Where Manual Workflows Fail Across Submittal Types
This is where the workflow breaks under volume. Each submittal type fails differently:
Shop drawings fail on deviations from contract requirements.
Product data fails on completeness (e.g., unmarked cut sheets, wrong model numbers highlighted, outdated literature).
Closeout submittals fail because O&M data was never collected during construction and must be reconstructed after the fact.
Wrong spec sections and similar avoidable errors can still slip through and may not be caught until the rejection comes back.
Taken together, the cited audit data and practitioner sources point to the same operational reality. Manual workflows create recurring risk around incomplete, late, or non-compliant submittals, while the human review chain catches what it can.
AI Agents Shift Non-Compliance Detection Upstream
GC pre-review is where non-compliance is supposed to get caught. It is also where volume makes that difficult.
In the traditional workflow, non-compliance often reaches the architect's desk only after the GC has already invested review time and after days or weeks have elapsed. Datagrid's AI agents move that detection point upstream by cross-checking submittals against specs, drawings, schedules, and other project files before they leave the GC's hands.
The cross-referencing work varies by submittal type. One package needs dimensional conformance checked. Another needs model numbers verified. A third needs ASTM designations matched. The Summary Spec Submittal Agent detects this kind of structured compliance issue. CMAA research notes that the tasks most prone to human error in submittal workflows are also among the tasks most critical for contract compliance. That is the gap AI agents address.
How AI Agents Handle Submittal Cross-Checking
Datagrid's AI agents cross-check each submittal package against specs, drawings, and connected project data to flag non-compliance before it leaves the GC's desk.
Validate completeness against CSI section requirements (e.g., unmarked catalog sheets, missing certifications, incomplete O&M data)
Compare documents across platforms to catch discrepancies before handover
Route flagged exceptions by discipline and urgency so project engineers focus on judgment calls rather than data assembly
The clearest fit is digital submittals, including shop drawings, product data, test reports, certificates, and O&M documentation. Physical samples and mock-ups still involve review and replacement cycles that digital workflows do not compress.

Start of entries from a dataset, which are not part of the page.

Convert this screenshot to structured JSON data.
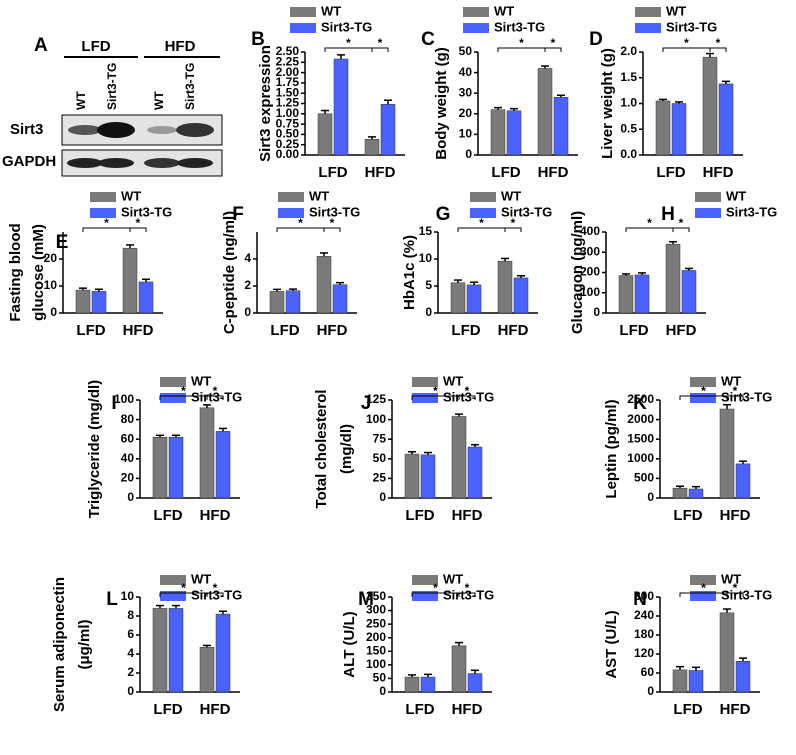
{
  "panel_a": {
    "letter": "A",
    "groups": [
      "LFD",
      "HFD"
    ],
    "lanes": [
      "WT",
      "Sirt3-TG",
      "WT",
      "Sirt3-TG"
    ],
    "rows": [
      "Sirt3",
      "GAPDH"
    ]
  },
  "chart_data": [
    {
      "type": "bar",
      "panel": "B",
      "ylabel": [
        "Sirt3 expression"
      ],
      "categories": [
        "LFD",
        "HFD"
      ],
      "series": [
        {
          "name": "WT",
          "color": "#7a7a7a",
          "values": [
            1.0,
            0.38
          ],
          "errors": [
            0.08,
            0.06
          ]
        },
        {
          "name": "Sirt3-TG",
          "color": "#4a62ff",
          "values": [
            2.33,
            1.23
          ],
          "errors": [
            0.1,
            0.1
          ]
        }
      ],
      "ylim": [
        0,
        2.5
      ],
      "yticks": [
        {
          "value": 0,
          "label": "0.00"
        },
        0.25,
        {
          "value": 0.5,
          "label": "0.50"
        },
        0.75,
        {
          "value": 1,
          "label": "1.00"
        },
        1.25,
        {
          "value": 1.5,
          "label": "1.50"
        },
        1.75,
        {
          "value": 2,
          "label": "2.00"
        },
        2.25,
        {
          "value": 2.5,
          "label": "2.50"
        }
      ],
      "annotations": [
        "*",
        "*"
      ]
    },
    {
      "type": "bar",
      "panel": "C",
      "ylabel": [
        "Body weight (g)"
      ],
      "categories": [
        "LFD",
        "HFD"
      ],
      "series": [
        {
          "name": "WT",
          "color": "#7a7a7a",
          "values": [
            22,
            42
          ],
          "errors": [
            1,
            1.2
          ]
        },
        {
          "name": "Sirt3-TG",
          "color": "#4a62ff",
          "values": [
            21.5,
            28
          ],
          "errors": [
            1,
            1
          ]
        }
      ],
      "ylim": [
        0,
        50
      ],
      "yticks": [
        0,
        10,
        20,
        30,
        40,
        50
      ],
      "annotations": [
        "*",
        "*"
      ]
    },
    {
      "type": "bar",
      "panel": "D",
      "ylabel": [
        "Liver weight (g)"
      ],
      "categories": [
        "LFD",
        "HFD"
      ],
      "series": [
        {
          "name": "WT",
          "color": "#7a7a7a",
          "values": [
            1.05,
            1.9
          ],
          "errors": [
            0.03,
            0.07
          ]
        },
        {
          "name": "Sirt3-TG",
          "color": "#4a62ff",
          "values": [
            1.0,
            1.38
          ],
          "errors": [
            0.03,
            0.05
          ]
        }
      ],
      "ylim": [
        0,
        2
      ],
      "yticks": [
        {
          "value": 0,
          "label": "0.0"
        },
        0.5,
        {
          "value": 1,
          "label": "1.0"
        },
        1.5,
        {
          "value": 2,
          "label": "2.0"
        }
      ],
      "annotations": [
        "*",
        "*"
      ]
    },
    {
      "type": "bar",
      "panel": "E",
      "ylabel": [
        "Fasting blood",
        "glucose (mM)"
      ],
      "categories": [
        "LFD",
        "HFD"
      ],
      "series": [
        {
          "name": "WT",
          "color": "#7a7a7a",
          "values": [
            8.5,
            24
          ],
          "errors": [
            0.7,
            1.2
          ]
        },
        {
          "name": "Sirt3-TG",
          "color": "#4a62ff",
          "values": [
            8,
            11.5
          ],
          "errors": [
            0.8,
            1
          ]
        }
      ],
      "ylim": [
        0,
        30
      ],
      "yticks": [
        0,
        10,
        20
      ],
      "annotations": [
        "*",
        "*"
      ]
    },
    {
      "type": "bar",
      "panel": "F",
      "ylabel": [
        "C-peptide (ng/ml)"
      ],
      "categories": [
        "LFD",
        "HFD"
      ],
      "series": [
        {
          "name": "WT",
          "color": "#7a7a7a",
          "values": [
            1.6,
            4.2
          ],
          "errors": [
            0.15,
            0.25
          ]
        },
        {
          "name": "Sirt3-TG",
          "color": "#4a62ff",
          "values": [
            1.65,
            2.1
          ],
          "errors": [
            0.12,
            0.15
          ]
        }
      ],
      "ylim": [
        0,
        6
      ],
      "yticks": [
        0,
        2,
        4
      ],
      "annotations": [
        "*",
        "*"
      ]
    },
    {
      "type": "bar",
      "panel": "G",
      "ylabel": [
        "HbA1c (%)"
      ],
      "categories": [
        "LFD",
        "HFD"
      ],
      "series": [
        {
          "name": "WT",
          "color": "#7a7a7a",
          "values": [
            5.6,
            9.6
          ],
          "errors": [
            0.5,
            0.5
          ]
        },
        {
          "name": "Sirt3-TG",
          "color": "#4a62ff",
          "values": [
            5.2,
            6.5
          ],
          "errors": [
            0.5,
            0.4
          ]
        }
      ],
      "ylim": [
        0,
        15
      ],
      "yticks": [
        0,
        5,
        10,
        15
      ],
      "annotations": [
        "*",
        "*"
      ]
    },
    {
      "type": "bar",
      "panel": "H",
      "ylabel": [
        "Glucagon (pg/ml)"
      ],
      "categories": [
        "LFD",
        "HFD"
      ],
      "series": [
        {
          "name": "WT",
          "color": "#7a7a7a",
          "values": [
            185,
            340
          ],
          "errors": [
            8,
            12
          ]
        },
        {
          "name": "Sirt3-TG",
          "color": "#4a62ff",
          "values": [
            188,
            210
          ],
          "errors": [
            10,
            10
          ]
        }
      ],
      "ylim": [
        0,
        400
      ],
      "yticks": [
        0,
        100,
        200,
        300,
        400
      ],
      "annotations": [
        "*",
        "*"
      ]
    },
    {
      "type": "bar",
      "panel": "I",
      "ylabel": [
        "Triglyceride (mg/dl)"
      ],
      "categories": [
        "LFD",
        "HFD"
      ],
      "series": [
        {
          "name": "WT",
          "color": "#7a7a7a",
          "values": [
            62,
            92
          ],
          "errors": [
            2,
            3
          ]
        },
        {
          "name": "Sirt3-TG",
          "color": "#4a62ff",
          "values": [
            62,
            68
          ],
          "errors": [
            2,
            3
          ]
        }
      ],
      "ylim": [
        0,
        100
      ],
      "yticks": [
        0,
        20,
        40,
        60,
        80,
        100
      ],
      "annotations": [
        "*",
        "*"
      ]
    },
    {
      "type": "bar",
      "panel": "J",
      "ylabel": [
        "Total cholesterol",
        "(mg/dl)"
      ],
      "categories": [
        "LFD",
        "HFD"
      ],
      "series": [
        {
          "name": "WT",
          "color": "#7a7a7a",
          "values": [
            56,
            104
          ],
          "errors": [
            3,
            3
          ]
        },
        {
          "name": "Sirt3-TG",
          "color": "#4a62ff",
          "values": [
            55,
            65
          ],
          "errors": [
            3,
            3
          ]
        }
      ],
      "ylim": [
        0,
        125
      ],
      "yticks": [
        0,
        25,
        50,
        75,
        100,
        125
      ],
      "annotations": [
        "*",
        "*"
      ]
    },
    {
      "type": "bar",
      "panel": "K",
      "ylabel": [
        "Leptin (pg/ml)"
      ],
      "categories": [
        "LFD",
        "HFD"
      ],
      "series": [
        {
          "name": "WT",
          "color": "#7a7a7a",
          "values": [
            250,
            2270
          ],
          "errors": [
            50,
            110
          ]
        },
        {
          "name": "Sirt3-TG",
          "color": "#4a62ff",
          "values": [
            230,
            870
          ],
          "errors": [
            60,
            70
          ]
        }
      ],
      "ylim": [
        0,
        2500
      ],
      "yticks": [
        0,
        500,
        1000,
        1500,
        2000,
        2500
      ],
      "annotations": [
        "*",
        "*"
      ]
    },
    {
      "type": "bar",
      "panel": "L",
      "ylabel": [
        "Serum adiponectin",
        "(μg/ml)"
      ],
      "categories": [
        "LFD",
        "HFD"
      ],
      "series": [
        {
          "name": "WT",
          "color": "#7a7a7a",
          "values": [
            8.8,
            4.7
          ],
          "errors": [
            0.3,
            0.2
          ]
        },
        {
          "name": "Sirt3-TG",
          "color": "#4a62ff",
          "values": [
            8.8,
            8.2
          ],
          "errors": [
            0.3,
            0.3
          ]
        }
      ],
      "ylim": [
        0,
        10
      ],
      "yticks": [
        0,
        2,
        4,
        6,
        8,
        10
      ],
      "annotations": [
        "*",
        "*"
      ]
    },
    {
      "type": "bar",
      "panel": "M",
      "ylabel": [
        "ALT (U/L)"
      ],
      "categories": [
        "LFD",
        "HFD"
      ],
      "series": [
        {
          "name": "WT",
          "color": "#7a7a7a",
          "values": [
            55,
            170
          ],
          "errors": [
            8,
            12
          ]
        },
        {
          "name": "Sirt3-TG",
          "color": "#4a62ff",
          "values": [
            55,
            68
          ],
          "errors": [
            10,
            12
          ]
        }
      ],
      "ylim": [
        0,
        350
      ],
      "yticks": [
        0,
        50,
        100,
        150,
        200,
        250,
        300,
        350
      ],
      "annotations": [
        "*",
        "*"
      ]
    },
    {
      "type": "bar",
      "panel": "N",
      "ylabel": [
        "AST (U/L)"
      ],
      "categories": [
        "LFD",
        "HFD"
      ],
      "series": [
        {
          "name": "WT",
          "color": "#7a7a7a",
          "values": [
            70,
            250
          ],
          "errors": [
            10,
            12
          ]
        },
        {
          "name": "Sirt3-TG",
          "color": "#4a62ff",
          "values": [
            68,
            97
          ],
          "errors": [
            10,
            10
          ]
        }
      ],
      "ylim": [
        0,
        300
      ],
      "yticks": [
        0,
        60,
        120,
        180,
        240,
        300
      ],
      "annotations": [
        "*",
        "*"
      ]
    }
  ]
}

What Project Teams Are Seeing with AI Submittal Review
"With Datagrid we are able to review submittals much faster than our prior manual workflow." Jacob Freitas, Project Executive, Level 10 Construction
Moving the compliance check earlier in the review chain means the submittals that reach the architect's desk are already cross-referenced against the spec. Project teams stay focused on exceptions and coordination. AI agents cross-check the work between decisions.